April 11, 2006

Enron’s Skilling says never falsified earnings

By Matt Daily

HOUSTON (Reuters) - Former Enron CEO Jeffrey Skilling on
Tuesday told the jury at his criminal trial he never ordered
subordinates at the energy company to illegally falsify profits
to please Wall Street.

Skilling's testimony on his second day on the witness stand
contradicted statements made by former Enron executives who
testified earlier in the trial the company had manufactured
profits with Skilling's consent.

"Did you ever have a single conversation where you sat down
with anyone at Enron where you said in so many words, 'Look
we're not cutting it, we need to break the law?"' Skilling's
lawyer Dan Petrocelli asked.

"No, I never did that," Skilling answered.

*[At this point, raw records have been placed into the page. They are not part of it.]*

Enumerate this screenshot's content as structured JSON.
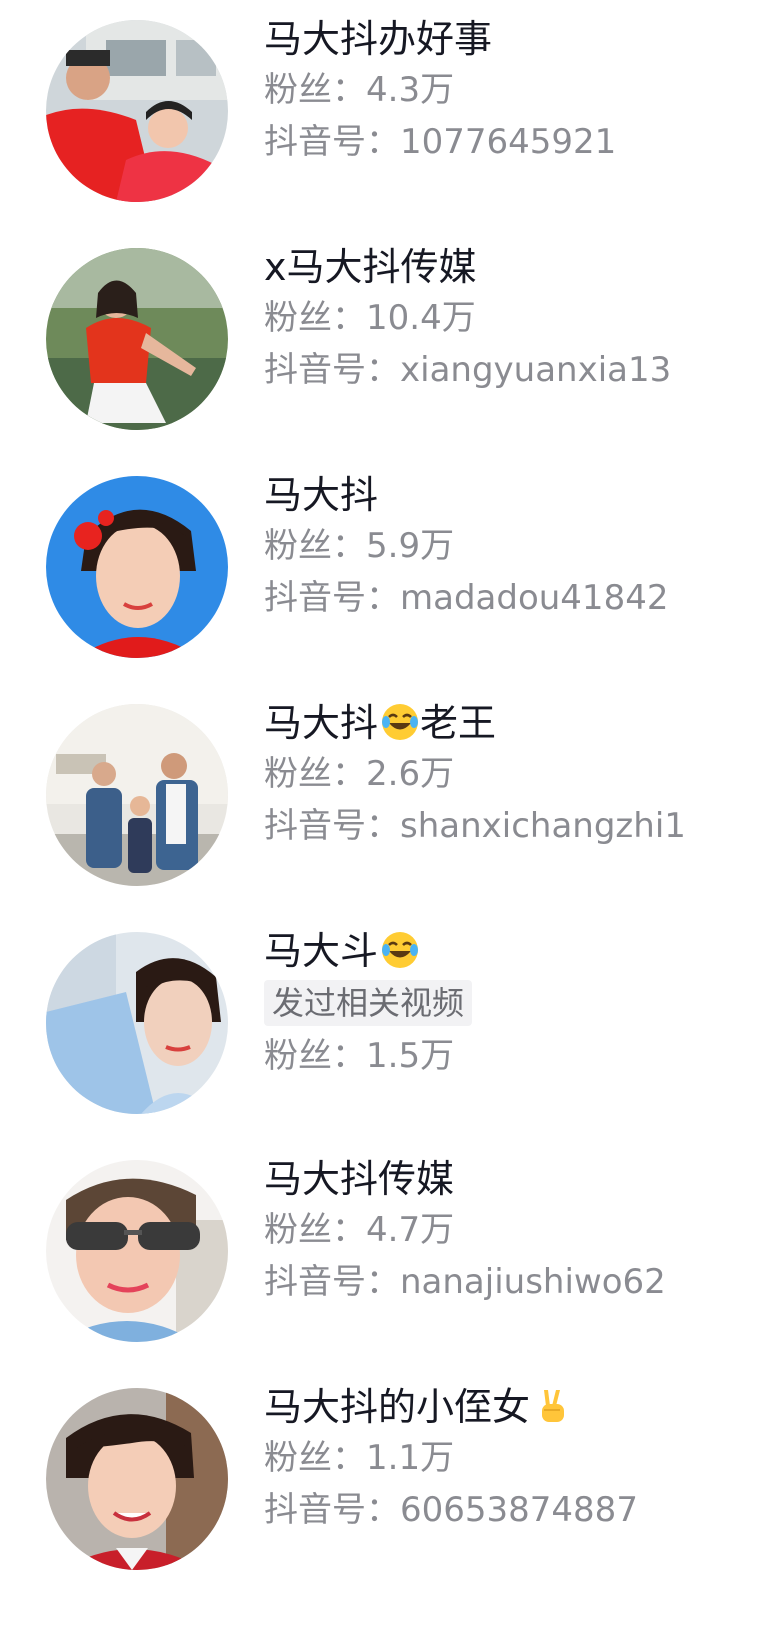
{
  "labels": {
    "fans": "粉丝：",
    "douyin_id": "抖音号："
  },
  "users": [
    {
      "name": "马大抖办好事",
      "fans": "4.3万",
      "douyin_id": "1077645921",
      "emoji": ""
    },
    {
      "name": "x马大抖传媒",
      "fans": "10.4万",
      "douyin_id": "xiangyuanxia13",
      "emoji": ""
    },
    {
      "name": "马大抖",
      "fans": "5.9万",
      "douyin_id": "madadou41842",
      "emoji": ""
    },
    {
      "name": "马大抖",
      "name_suffix": "老王",
      "fans": "2.6万",
      "douyin_id": "shanxichangzhi1",
      "emoji": "laughing-tears-emoji"
    },
    {
      "name": "马大斗",
      "tag": "发过相关视频",
      "fans": "1.5万",
      "emoji": "laughing-tears-emoji"
    },
    {
      "name": "马大抖传媒",
      "fans": "4.7万",
      "douyin_id": "nanajiushiwo62",
      "emoji": ""
    },
    {
      "name": "马大抖的小侄女",
      "fans": "1.1万",
      "douyin_id": "60653874887",
      "emoji": "victory-hand-emoji"
    }
  ],
  "colors": {
    "name": "#161823",
    "meta": "#8a8b91",
    "tag_bg": "#f2f2f4"
  }
}
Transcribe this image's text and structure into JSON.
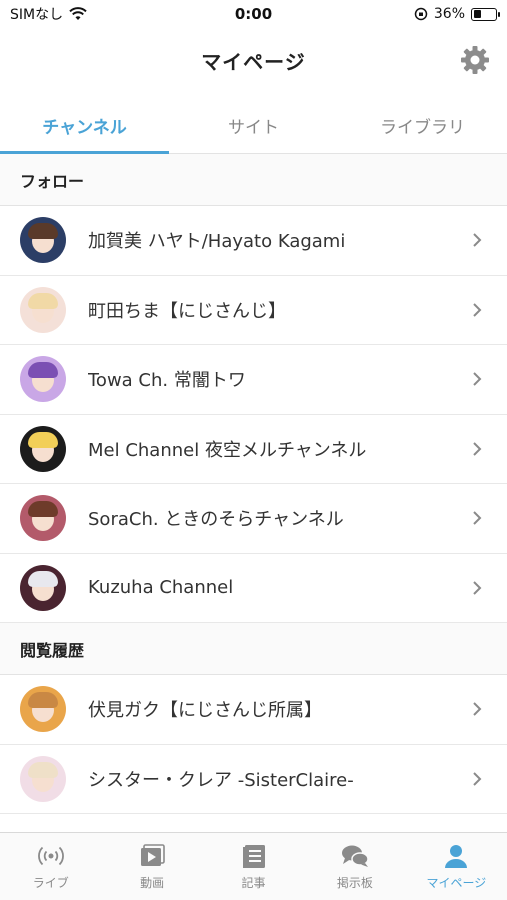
{
  "status_bar": {
    "carrier": "SIMなし",
    "time": "0:00",
    "battery": "36%",
    "battery_level": 0.36
  },
  "header": {
    "title": "マイページ"
  },
  "tabs": [
    {
      "label": "チャンネル",
      "active": true
    },
    {
      "label": "サイト",
      "active": false
    },
    {
      "label": "ライブラリ",
      "active": false
    }
  ],
  "follow_section": {
    "title": "フォロー",
    "items": [
      {
        "label": "加賀美 ハヤト/Hayato Kagami",
        "bg": "#2c3e66",
        "hair": "#5a3a2a"
      },
      {
        "label": "町田ちま【にじさんじ】",
        "bg": "#f4e0d8",
        "hair": "#f1d9a6"
      },
      {
        "label": "Towa Ch. 常闇トワ",
        "bg": "#c9a7e6",
        "hair": "#7b4fb3"
      },
      {
        "label": "Mel Channel 夜空メルチャンネル",
        "bg": "#1c1c1c",
        "hair": "#f2cf58"
      },
      {
        "label": "SoraCh. ときのそらチャンネル",
        "bg": "#b35a6a",
        "hair": "#6e3b2a"
      },
      {
        "label": "Kuzuha Channel",
        "bg": "#4a2430",
        "hair": "#e8e8ee"
      }
    ]
  },
  "history_section": {
    "title": "閲覧履歴",
    "items": [
      {
        "label": "伏見ガク【にじさんじ所属】",
        "bg": "#e9a54a",
        "hair": "#c98844"
      },
      {
        "label": "シスター・クレア -SisterClaire-",
        "bg": "#f1dde6",
        "hair": "#efe0c8"
      }
    ]
  },
  "bottom_nav": [
    {
      "label": "ライブ",
      "icon": "broadcast-icon",
      "active": false
    },
    {
      "label": "動画",
      "icon": "video-icon",
      "active": false
    },
    {
      "label": "記事",
      "icon": "article-icon",
      "active": false
    },
    {
      "label": "掲示板",
      "icon": "chat-bubbles-icon",
      "active": false
    },
    {
      "label": "マイページ",
      "icon": "person-icon",
      "active": true
    }
  ],
  "colors": {
    "accent": "#4aa3d6",
    "inactive": "#8a8a8a"
  }
}
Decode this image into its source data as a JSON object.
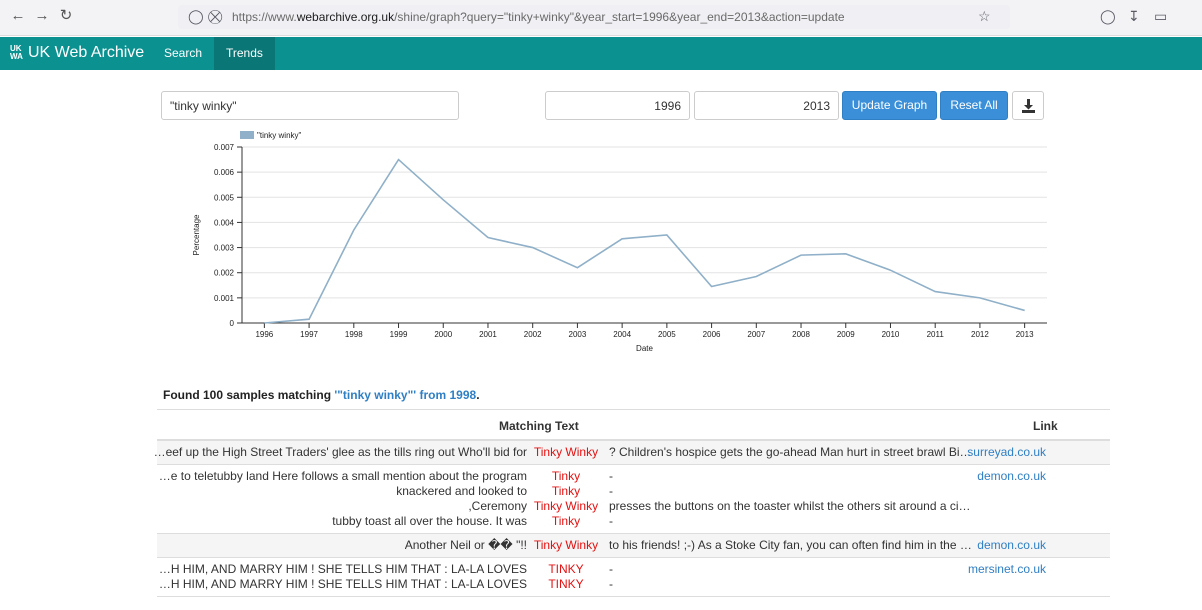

Skilling, 52, and former Enron CEO and Chairman Kenneth
Lay, 63, are being tried in federal court on charges they lied
to analysts and investors about the financial disarray at the
company that was once the seventh largest in the United States.

Enron's December 2001 collapse into the then-largest ever
U.S. bankruptcy was the first in series of corporate scandals
that rocked the financial world and led to stricter disclosure
rules for companies.

Leading Skilling through the indictment, Petrocelli
questioned him about the prosecutors' contentions that the
conspiracy to disguise the Enron's true financial state began
in 1999.

"There is no truth whatsoever to that allegation," Skilling

Earlier in the trial, former Enron investor relations
executives Mark Koenig and Paula Rieker and former Enron
accountant Wesley Colwell testified that Enron used accounting
tricks to increase earnings in 1999 and 2000.

Skilling has portrayed Enron as a healthy, vibrant company
even up until his resignation in August 2001, less that four
months before it filed for bankruptcy.

He and Lay contend Enron collapsed after investors lost
confidence and triggered a "run on the bank" after learning
former Chief Financial Officer Andrew Fastow had skimmed tens
of millions of dollars from partnerships he operated that
bought up Enron assets.

Fastow, who struck a cooperation agreement with prosecutors
and will serve a 10-year prison sentence, testified earlier in
the trial that the deals with his LJM partnerships were
designed to hide billions of dollars in losses at Enron while
inflating its earnings.

Skilling faces 28 charges of conspiracy, fraud and insider
trading, and Lay faces six charges of conspiracy and fraud.

Both men have pleaded not guilty and face decades in prison
if convicted at the trial that began at the end of January.